UNE DOUANE ENVISAGÉE POUR LES VÉHICULES ÉLECTRIQUES CHINOIS ?

 

Devrait-on imposer une taxe sur les voitures électriques importées de Chine ? Ursula von der Leyen propose une taxe pour favoriser l'industrie européenne, une idée à laquelle BMW et Mercedes, deux géants automobiles allemands présents sur le marché chinois, s'opposent fermement. Ces entreprises craignent que cette taxe ne se retourne contre elles, compte tenu des subventions généreuses du gouvernement chinois qui permettent aux fabricants locaux de proposer des prix très compétitifs. Bien que les subventions ne soient pas l'unique raison de leur succès, elles ont néanmoins contribué à donner une longueur d'avance aux marques chinoises sur les européennes. Actuellement, la production automobile excède la demande en Chine, forçant les prix à la baisse.

Alors que les institutions européennes jugent nécessaire de réguler l'introduction des voitures électriques chinoises en Europe, les constructeurs traditionnels ne partagent pas cet avis. Ils reconnaissent que les marques chinoises gagneront des parts de marché en Europe, mais considèrent que le véritable enjeu est en Chine. BMW et Mercedes soutiennent que l'instauration de droits de douane sur les véhicules chinois pourrait entraver la transition de l'Europe vers les véhicules électriques.

« Pas de Green Deal en Europe sans la Chine », a affirmé Oliver Zipse, PDG de BMW, soulignant cette semaine que l'industrie européenne n'a pas besoin de protection. Selon lui, une stratégie écologique européenne ne peut être envisagée sans les ressources chinoises. De son côté, Ola Kaellenius, PDG de Mercedes, maintient sa position contre les barrières commerciales avec la Chine, ayant déjà plaidé pour une réduction plutôt qu'une augmentation des droits de douane sur les composants chinois.
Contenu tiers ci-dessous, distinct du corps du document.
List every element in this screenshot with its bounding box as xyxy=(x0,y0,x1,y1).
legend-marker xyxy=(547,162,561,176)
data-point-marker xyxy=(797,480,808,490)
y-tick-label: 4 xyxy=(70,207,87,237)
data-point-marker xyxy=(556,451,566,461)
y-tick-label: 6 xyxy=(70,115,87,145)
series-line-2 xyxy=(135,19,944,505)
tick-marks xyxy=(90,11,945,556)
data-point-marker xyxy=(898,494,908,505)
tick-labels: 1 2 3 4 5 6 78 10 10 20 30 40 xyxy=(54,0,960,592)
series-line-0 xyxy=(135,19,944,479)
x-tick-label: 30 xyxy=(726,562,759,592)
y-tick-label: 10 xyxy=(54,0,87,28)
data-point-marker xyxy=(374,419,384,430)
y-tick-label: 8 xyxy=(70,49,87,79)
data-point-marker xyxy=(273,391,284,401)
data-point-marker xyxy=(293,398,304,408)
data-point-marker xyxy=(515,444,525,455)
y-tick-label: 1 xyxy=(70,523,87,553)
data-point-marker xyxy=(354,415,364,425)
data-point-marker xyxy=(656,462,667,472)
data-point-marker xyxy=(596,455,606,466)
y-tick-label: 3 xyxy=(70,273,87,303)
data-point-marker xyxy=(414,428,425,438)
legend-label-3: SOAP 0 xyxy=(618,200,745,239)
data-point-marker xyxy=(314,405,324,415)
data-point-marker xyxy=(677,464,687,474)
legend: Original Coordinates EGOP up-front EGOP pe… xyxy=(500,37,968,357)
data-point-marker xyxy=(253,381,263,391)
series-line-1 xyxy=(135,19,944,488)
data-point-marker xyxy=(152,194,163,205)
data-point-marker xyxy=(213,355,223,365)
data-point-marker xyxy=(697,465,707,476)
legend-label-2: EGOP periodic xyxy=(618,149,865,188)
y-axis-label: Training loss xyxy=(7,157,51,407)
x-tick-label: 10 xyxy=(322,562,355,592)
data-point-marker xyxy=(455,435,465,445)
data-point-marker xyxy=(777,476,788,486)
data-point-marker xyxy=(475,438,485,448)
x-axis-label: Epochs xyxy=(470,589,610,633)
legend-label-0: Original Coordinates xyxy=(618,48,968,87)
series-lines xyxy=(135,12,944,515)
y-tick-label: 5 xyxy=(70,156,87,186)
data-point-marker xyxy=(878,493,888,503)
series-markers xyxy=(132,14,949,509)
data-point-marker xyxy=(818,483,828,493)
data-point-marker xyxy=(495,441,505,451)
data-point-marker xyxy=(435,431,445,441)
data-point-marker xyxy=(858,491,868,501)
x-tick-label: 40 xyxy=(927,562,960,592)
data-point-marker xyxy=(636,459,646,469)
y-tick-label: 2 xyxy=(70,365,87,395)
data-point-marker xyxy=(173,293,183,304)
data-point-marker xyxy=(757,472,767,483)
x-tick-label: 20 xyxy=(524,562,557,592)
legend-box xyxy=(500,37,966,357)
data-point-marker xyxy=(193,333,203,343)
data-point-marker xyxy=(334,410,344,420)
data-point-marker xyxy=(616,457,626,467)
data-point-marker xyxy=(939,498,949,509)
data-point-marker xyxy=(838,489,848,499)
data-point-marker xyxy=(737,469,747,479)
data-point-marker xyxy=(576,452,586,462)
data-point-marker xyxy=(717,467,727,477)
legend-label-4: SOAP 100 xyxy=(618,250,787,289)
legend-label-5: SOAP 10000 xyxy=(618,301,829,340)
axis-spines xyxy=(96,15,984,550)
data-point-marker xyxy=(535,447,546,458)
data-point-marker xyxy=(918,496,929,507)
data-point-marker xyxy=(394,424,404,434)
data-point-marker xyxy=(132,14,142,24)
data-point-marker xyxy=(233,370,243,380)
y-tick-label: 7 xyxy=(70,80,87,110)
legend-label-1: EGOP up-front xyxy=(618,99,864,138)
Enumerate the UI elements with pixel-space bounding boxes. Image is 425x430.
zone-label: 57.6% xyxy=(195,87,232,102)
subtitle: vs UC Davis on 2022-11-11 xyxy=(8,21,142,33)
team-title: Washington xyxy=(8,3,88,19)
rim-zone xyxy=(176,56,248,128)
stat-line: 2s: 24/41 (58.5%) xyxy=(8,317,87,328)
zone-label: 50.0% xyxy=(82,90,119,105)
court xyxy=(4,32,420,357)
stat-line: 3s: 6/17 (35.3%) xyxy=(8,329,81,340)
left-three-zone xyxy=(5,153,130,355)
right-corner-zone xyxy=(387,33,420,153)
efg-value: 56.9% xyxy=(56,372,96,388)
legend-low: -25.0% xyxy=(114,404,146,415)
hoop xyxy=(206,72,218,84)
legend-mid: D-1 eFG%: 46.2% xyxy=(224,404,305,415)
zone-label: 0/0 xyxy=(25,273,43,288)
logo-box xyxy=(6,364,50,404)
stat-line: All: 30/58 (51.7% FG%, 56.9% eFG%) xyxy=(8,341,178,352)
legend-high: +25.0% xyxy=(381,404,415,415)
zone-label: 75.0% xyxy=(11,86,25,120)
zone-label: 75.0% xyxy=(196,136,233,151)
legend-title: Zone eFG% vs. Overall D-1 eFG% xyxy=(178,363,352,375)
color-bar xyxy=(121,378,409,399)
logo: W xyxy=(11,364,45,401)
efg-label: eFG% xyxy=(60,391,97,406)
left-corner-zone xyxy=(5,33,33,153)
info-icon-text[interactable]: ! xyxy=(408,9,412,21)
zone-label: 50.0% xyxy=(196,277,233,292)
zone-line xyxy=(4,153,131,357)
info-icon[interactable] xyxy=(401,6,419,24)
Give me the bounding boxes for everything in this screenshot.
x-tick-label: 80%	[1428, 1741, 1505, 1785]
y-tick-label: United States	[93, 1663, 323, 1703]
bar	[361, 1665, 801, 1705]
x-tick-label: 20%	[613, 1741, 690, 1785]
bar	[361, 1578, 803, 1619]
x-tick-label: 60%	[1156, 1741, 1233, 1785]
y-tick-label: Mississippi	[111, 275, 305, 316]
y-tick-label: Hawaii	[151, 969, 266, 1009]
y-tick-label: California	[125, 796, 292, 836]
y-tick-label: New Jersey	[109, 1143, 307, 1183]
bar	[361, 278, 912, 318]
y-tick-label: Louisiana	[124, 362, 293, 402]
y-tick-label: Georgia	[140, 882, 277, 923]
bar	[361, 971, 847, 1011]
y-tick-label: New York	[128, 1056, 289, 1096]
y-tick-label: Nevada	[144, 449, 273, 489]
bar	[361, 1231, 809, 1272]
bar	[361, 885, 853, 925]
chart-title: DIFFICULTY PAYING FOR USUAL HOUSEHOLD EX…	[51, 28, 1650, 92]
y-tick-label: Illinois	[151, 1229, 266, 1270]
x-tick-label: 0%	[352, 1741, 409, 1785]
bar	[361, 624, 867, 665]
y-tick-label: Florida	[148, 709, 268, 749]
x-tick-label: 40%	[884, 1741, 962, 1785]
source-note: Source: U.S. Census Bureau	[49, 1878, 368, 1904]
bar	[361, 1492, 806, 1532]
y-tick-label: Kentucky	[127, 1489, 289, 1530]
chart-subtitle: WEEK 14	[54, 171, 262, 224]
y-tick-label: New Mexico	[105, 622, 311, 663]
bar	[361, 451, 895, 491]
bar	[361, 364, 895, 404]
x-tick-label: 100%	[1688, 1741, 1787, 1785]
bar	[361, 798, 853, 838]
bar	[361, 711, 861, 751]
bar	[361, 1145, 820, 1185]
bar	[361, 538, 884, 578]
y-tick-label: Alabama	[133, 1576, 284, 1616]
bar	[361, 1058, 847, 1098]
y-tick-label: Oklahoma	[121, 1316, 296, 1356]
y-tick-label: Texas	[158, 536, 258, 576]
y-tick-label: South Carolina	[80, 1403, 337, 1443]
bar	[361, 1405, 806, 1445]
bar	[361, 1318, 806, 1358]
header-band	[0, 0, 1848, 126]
Cependant, tous les dirigeants du secteur automobile européen ne partagent pas cette vision. Luca de Meo, PDG de Renault, a exprimé dans une lettre ouverte que les autorités européennes devraient renforcer le soutien au secteur automobile. Il propose que les constructeurs européens unissent leurs ressources et collaborent pour faire face à la concurrence chinoise. Malgré l'opposition des grands constructeurs allemands, l'introduction de droits de douane sur les importations chinoises est envisagée pour juillet 2024, avec un soutien apparent de la majorité des dirigeants européens. En réponse, la Chine pourrait prendre des mesures défavorables pour les constructeurs européens sur son territoire, une conséquence redoutée par BMW et Mercedes.